"What if the enemy can't be shocked and awed?"
4 Out Of 5 Stars
This review is from: World War Z: An Oral History of the Zombie War (Mass Market Paperback) Author Max Brooks almost pulls off a pretty neat trick in "World War Z." Borrowing liberally from George Romero and Studs Terkel, he casts himslef as the intrepid journalist traveling the globe in an effort to get first person histories from survivors of the great Zombie War that almost wipes out the human race. He sits down with the Chinese Doctor who was there when "patient zero" was discovered to the CIA agent that came to the realization to late that what the US thought was just crackdowns on Chinese dissidents was really cover-ups of the spreading plague. There's more than a little political allegory involved, with everyone from the president of the USA's Middle Eastern Policy to the state of relations in Iran, India and Pakistan.

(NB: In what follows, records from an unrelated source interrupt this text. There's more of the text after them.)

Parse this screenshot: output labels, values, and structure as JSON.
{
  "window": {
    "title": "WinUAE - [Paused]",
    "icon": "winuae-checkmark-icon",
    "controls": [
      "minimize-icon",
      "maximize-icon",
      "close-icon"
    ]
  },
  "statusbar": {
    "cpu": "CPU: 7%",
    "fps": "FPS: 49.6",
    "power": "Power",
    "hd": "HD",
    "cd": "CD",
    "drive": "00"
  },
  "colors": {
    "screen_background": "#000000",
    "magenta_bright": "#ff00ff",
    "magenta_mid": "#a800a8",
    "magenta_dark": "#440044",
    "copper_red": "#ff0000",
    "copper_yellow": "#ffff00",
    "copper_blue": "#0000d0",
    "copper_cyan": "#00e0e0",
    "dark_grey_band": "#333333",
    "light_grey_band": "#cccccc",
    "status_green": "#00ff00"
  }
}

Since most of the "interviews" are brief, the book keeps a good pace. Brooks wisely separates the book into segments; the beginning, the battles, the aftermath. The only, minor, flaw is that some of the interviews bleed together, as if Brooks forgot that all the characters might have different voices. This doesn't happen very often, but it is noticeable as the book goes on. However, "World War Z" is an inventive, novel take on the whole Zombie Horror genre as well as a darn good read.